Irritable Bowel Syndrome (IBS)

If you have been searching this website for information about your condition you have probably noticed a theme.

“The question you need to ask is not what you have but why you have it.”

And having been given a diagnosis of IBS is no different, especially because IBS is actually a diagnosis of exclusion, meaning not only have you not been given a label of what you have, you’ve been told by the medical community they don’t know why you have it. An IBS diagnosis means all of the standard tests have been run, you have been poked and prodded but you still have a range of symptoms that may include abdominal pain, abnormal stools, constipation, bloating, uncontrollable, unpredictable diarrhea, and frequent bouts of gas, all without a treatment plan.

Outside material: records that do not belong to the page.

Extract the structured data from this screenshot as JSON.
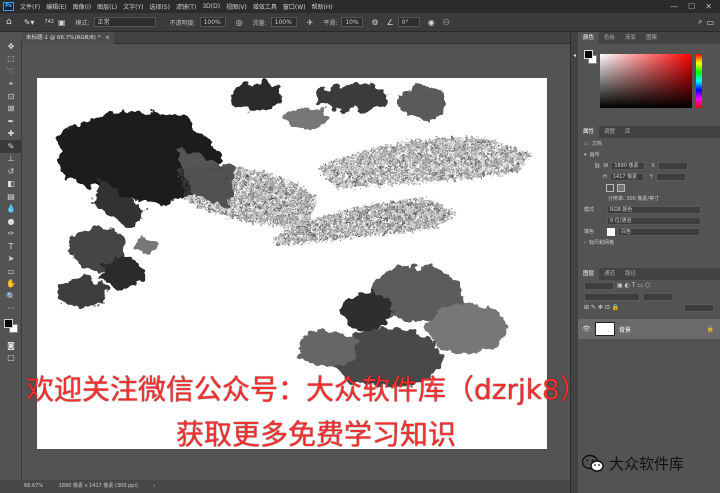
{
  "menubar": {
    "logo": "Ps",
    "items": [
      "文件(F)",
      "编辑(E)",
      "图像(I)",
      "图层(L)",
      "文字(Y)",
      "选择(S)",
      "滤镜(T)",
      "3D(D)",
      "视图(V)",
      "增效工具",
      "窗口(W)",
      "帮助(H)"
    ],
    "window_buttons": [
      "—",
      "☐",
      "✕"
    ]
  },
  "options": {
    "brush_size": "742",
    "mode_label": "模式:",
    "mode_value": "正常",
    "opacity_label": "不透明度:",
    "opacity_value": "100%",
    "flow_label": "流量:",
    "flow_value": "100%",
    "smooth_label": "平滑:",
    "smooth_value": "10%",
    "angle_value": "0°"
  },
  "document": {
    "tab_title": "未标题-1 @ 66.7%(RGB/8) *",
    "tab_close": "×"
  },
  "status": {
    "zoom": "66.67%",
    "info": "1890 像素 x 1417 像素 (300 ppi)",
    "arrow": "›"
  },
  "right_panel": {
    "color_tabs": [
      "颜色",
      "色板",
      "渐变",
      "图案"
    ],
    "props_tabs": [
      "属性",
      "调整",
      "库"
    ],
    "doc_label": "文档",
    "canvas_section": "画布",
    "w_label": "W",
    "w_value": "1890 像素",
    "h_label": "H",
    "h_value": "1417 像素",
    "x_label": "X",
    "y_label": "Y",
    "resolution": "分辨率: 300 像素/英寸",
    "mode_label": "模式",
    "mode_value": "RGB 颜色",
    "bit_value": "8 位/通道",
    "fill_label": "填色",
    "fill_value": "白色",
    "rulers_label": "标尺和网格",
    "layers_tabs": [
      "图层",
      "通道",
      "路径"
    ],
    "layer_name": "背景"
  },
  "watermark": {
    "line1": "欢迎关注微信公众号：大众软件库（dzrjk8）",
    "line2": "获取更多免费学习知识"
  },
  "brand": {
    "icon": "wechat-icon",
    "text": "大众软件库"
  },
  "colors": {
    "accent_red": "#ff2d2d",
    "ps_blue": "#2fa3f6",
    "foreground": "#000000",
    "background": "#ffffff"
  }
}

Taking a Functional Medicine/Functional Neurology approach as I do is frankly a much more successful approach. Why? Because a functional approach will look at your symptoms and their relationship to your entire body not just your digestive tract. Functional Medicine understands that your symptoms can be the cause of other system dysfunctions OR the effect of other system dysfunctions. IBS is often intimately tied to thyroid dysfunction. IBS can be tied to high or low blood sugar levels, dysbiosis, leaky gut, increased stress hormone (cortisol), and food sensitivities. Perhaps most concerning is the intimate connection between your brain and your digestive system. A disruption in that connection can be the precursor to serious, life altering neurologic disorders.